Diceva il solito elenco di trite banalità. Le solite vignette acchiappa-Like. Le solite foto delle riunioni. Le solite foto dei dolci. I soliti commenti degli amici. Insomma, il solito affannarsi a dire al mondo - tramite la piattaforma americana - "ehi, ci sono anch'io", e l'aver trasformato questo grido di solitudine in un passatempo quando si aspetta il treno, in un'urgenza, in un gesto di galateo... mentre la vita vera, quella che nelle "bacheche" raramente si nota scorrere perché al più se ne vedono i risultati finali, sta continuando.
Ricordo tante bacheche Facebook come la sua improvvisamente ferme da qualche anno, improvvisamente abbandonate. Potrebbe essersi guastato il computer o il cellulare, e il proprietario aver perso la password della sua bacheca, o perso l'abitudine e l'interesse a usare Facebook, o la sua vita scossa da qualche evento tale da considerarlo inutile per qualche tempo. Oppure può darsi che sia morto. Non è che Facebook, i blog, i forum, vengano avvisati di un infarto, di un incidente stradale, di un cancro. Come ad esempio il blog di Ritina, che è ancora lì, molti anni dopo la sua morte. Prima o poi Facebook potrebbe cambiare policy riguardo agli account su cui non si registrano più attività da diversi anni (ma non credo che lo farà presto, visto che chiudere utenze è contro i suoi interessi commerciali).
Da un po' di anni Facebook ha cambiato rotta di 180 gradi e spinge verso impostazioni di privacy paranoiche punzecchiando coloro che continuano a riempire la propria bacheca di contenuti in modalità "visibile a tutti". Questo significa che se il proprietario muore e tu non eri nella sua lista amici, non vedrai neppure i commenti RIP. Vedrai solo pochi rottami di quella sorta di suo testamento informatico fatto di frasette mielose, banalità che vorrebbero sembrare argute, cibo, riunioni, animali domestici, vacanze, e altre frivolezze (sono da considerare tali anche i proclami politici, religiosi, sportivi, che quando espressi su Facebook non hanno mai fatto cambiare idea a nessuno). Come se davvero vivessimo anzitutto per questo. Come se quella bacheca fosse sfogliabile in eterno in ogni pagina dall'inizio alla fine, e i Like valessero come punti di bonus in paradiso.
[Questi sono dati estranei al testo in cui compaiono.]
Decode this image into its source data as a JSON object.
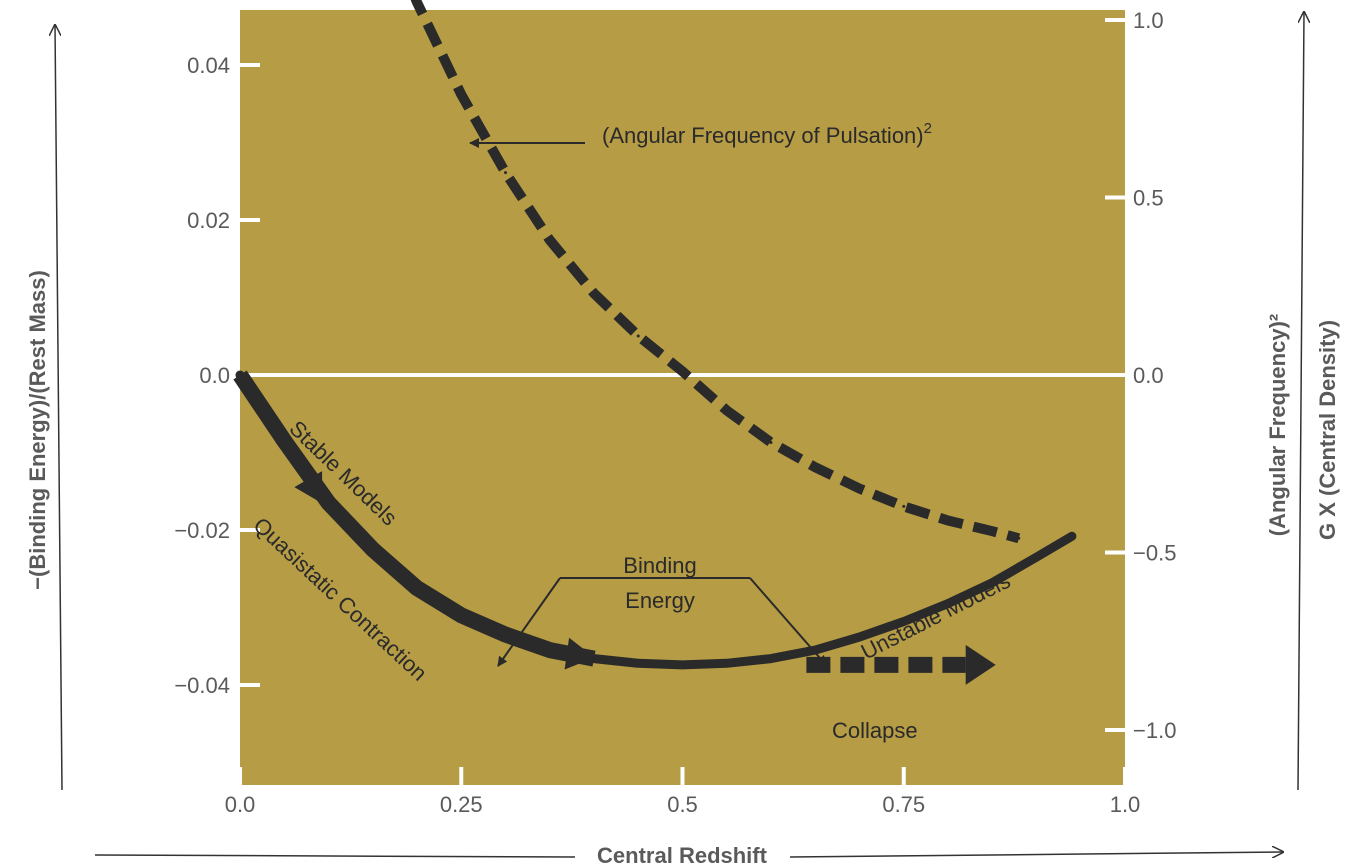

Scherzo spesso sul fatto che grazie a Facebook e Google è possibile, con buona probabilità, conoscere tante cose di persone con cui non sei più in contatto e di cui probabilmente ti interessa restare alla larga, volendo solo soddisfare una curiosità momentanea. Il tuo piccolo mondo non si rimpicciolisce col passare degli anni, non si limita a famiglia, attuali vicini di casa e attuali colleghi di lavoro: ed è una gran cosa, dal momento che pochi anni dopo aver lasciato un ambiente (scuola, sede di lavoro, abitazione) non riesci più a ricordare i nomi di coloro che ti erano stati accanto pressoché ogni giorno. Tanto più quando si tratta della loro morte.
Io e lei abbiamo speso cinque anni di adolescenza nella stessa aula. Ricordo il timbro della sua voce pur non avendo mai avuto da dirle altro che le solite banalità ambientali. Mi resterà il ricordo della sua bacheca Facebook tristemente identica a tutte le altre. Pur non avendo avuto molto a che fare con lei mi resterà il magone di qualche sera fa, nel riflettere sul senso della vita dopo aver appreso di quella morte, e di essermi rigirato nel letto per un po' incapace di prender sonno.